Dès lors, pour permettre aux uns et aux autres de cerner la responsabilité professionnelle de ces deux Procureurs dans cette tragédie, nous obligerons-nous à transcrire les références légales contenues dans ces visas, avant de les commenter sommairement.

QUE DIT L’ARTICLE 41 DU CODE DE PROCÉDURE PÉNALE ?

Cet article dit ceci :

«Le Procureur de la République procède ou fait procéder à tous les actes nécessaires à la recherche de la vérité et à la poursuite des infractions à la loi pénale.
À cette fin, il dirige l’activité des officiers et agents de police judiciaire dans le ressort de son tribunal.
En cas d’infractions flagrantes, il exerce les pouvoirs qui lui sont attribués par l’article 67».

Alors, pour simplifier la compréhension de cette disposition, importe-t-il, à l’entame, de relever, qu’en l’espèce, nous sommes au stade des «ENQUÊTES PRÉLIMINAIRES». Cela veut prosaïquement dire (terre à terre), que nous sommes au stade des enquêtes menées par les gendarmes ou les policiers, sous la supervision du Procureur de la République.

Cela étant, dans l’article ci-dessus retranscrit, sera-ce la formule : «LE PROCUREUR DE LA RÉPUBLIQUE PROCÈDE OU FAIT PROCÉDER À TOUS LES ACTES NÉCESSAIRES À LA RECHERCHE DE LA VÉRITÉ ET À LA POURSUITE DES INFRACTIONS À LA LOI PÉNALE » qui aurait fondé le Procureur dans le gel de ces comptes depuis 2011 ?

Or, tant littéralement que juridiquement une telle thèse est intenable.

Pourquoi ?

Parce qu’à ce stade de la procédure pénale, le Procureur ne jouit que de simples pouvoirs d’investigations ne lui donnant droit qu’à la saisie du corps de délit, c’est-à-dire les instruments avec lesquels l’infraction est commise. C’est donc en vertu de ces seuls pouvoirs d’investigations que le Procureur est habilité, assisté, le cas échéant, des officiers de police judiciaire, à effectuer des perquisitions domiciliaires et en d’autres endroits concernés par la perpétration des crimes.

À la limite, pour les crimes économiques, le Procureur de la République peut se faire délivrer, par le banquier, des relevés bancaires révélant la traçabilité de certains mouvements bancaires suspects. Car, après tout, nous insistons que nous ne sommes qu’à l’étape de l’enquête préliminaire ; le dossier de la procédure ne devant normalement passer, entre les mains du Procureur, qu’au maximum 96h, soit 4 jours, avant d’être forcément destiné, soit au juge d’instruction pour complément d’enquête ou soit aux juges, pour statuer.
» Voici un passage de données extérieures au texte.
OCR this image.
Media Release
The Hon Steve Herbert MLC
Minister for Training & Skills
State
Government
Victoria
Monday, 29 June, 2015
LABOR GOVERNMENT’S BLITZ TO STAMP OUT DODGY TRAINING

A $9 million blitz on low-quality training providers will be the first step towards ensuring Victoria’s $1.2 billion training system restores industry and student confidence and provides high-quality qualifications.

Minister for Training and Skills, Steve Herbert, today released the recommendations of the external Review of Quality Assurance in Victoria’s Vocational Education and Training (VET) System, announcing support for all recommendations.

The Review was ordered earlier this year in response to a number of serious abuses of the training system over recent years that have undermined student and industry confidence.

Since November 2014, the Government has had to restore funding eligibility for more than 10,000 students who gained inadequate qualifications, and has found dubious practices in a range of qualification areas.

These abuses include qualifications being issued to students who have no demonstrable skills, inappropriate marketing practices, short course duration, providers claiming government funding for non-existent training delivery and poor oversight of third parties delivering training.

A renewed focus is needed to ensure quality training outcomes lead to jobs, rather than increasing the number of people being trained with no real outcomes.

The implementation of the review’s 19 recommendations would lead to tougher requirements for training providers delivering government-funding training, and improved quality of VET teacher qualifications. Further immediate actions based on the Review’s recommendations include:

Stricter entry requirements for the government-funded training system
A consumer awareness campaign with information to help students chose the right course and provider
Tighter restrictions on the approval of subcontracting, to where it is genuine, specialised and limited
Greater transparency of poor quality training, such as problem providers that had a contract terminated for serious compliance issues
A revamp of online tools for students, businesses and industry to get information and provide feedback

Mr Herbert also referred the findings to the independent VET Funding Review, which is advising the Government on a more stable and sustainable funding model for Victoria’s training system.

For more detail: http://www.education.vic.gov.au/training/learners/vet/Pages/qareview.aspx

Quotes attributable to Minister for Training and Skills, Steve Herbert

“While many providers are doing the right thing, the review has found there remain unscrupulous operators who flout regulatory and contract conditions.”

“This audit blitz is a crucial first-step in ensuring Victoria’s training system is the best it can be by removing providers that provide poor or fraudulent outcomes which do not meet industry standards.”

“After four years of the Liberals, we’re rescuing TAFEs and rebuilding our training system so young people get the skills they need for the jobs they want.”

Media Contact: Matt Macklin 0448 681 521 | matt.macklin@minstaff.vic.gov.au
Dès lors, les dispositions de l’article 41 du Code de procédure pénale ne sauraient offrir le moindre pouvoir au Procureur de la République de geler, pendant plus de 7ans, les comptes bancaires des citoyens dont, au demeurant, plusieurs ne font l’objet d’aucune poursuite.

SONT-CE DONC LES AUTRES TEXTES PAR LUI VISÉS, À SAVOIR, LES ARTICLES 74 ET SUIVANTS DU CODE DE PROCÉDURE PÉNALE, QUI AURAIENT VALABLEMENT AUTORISÉ LE PROCUREUR À GELER CES COMPTES POUR UNE DURÉE INDÉTERMINÉE ?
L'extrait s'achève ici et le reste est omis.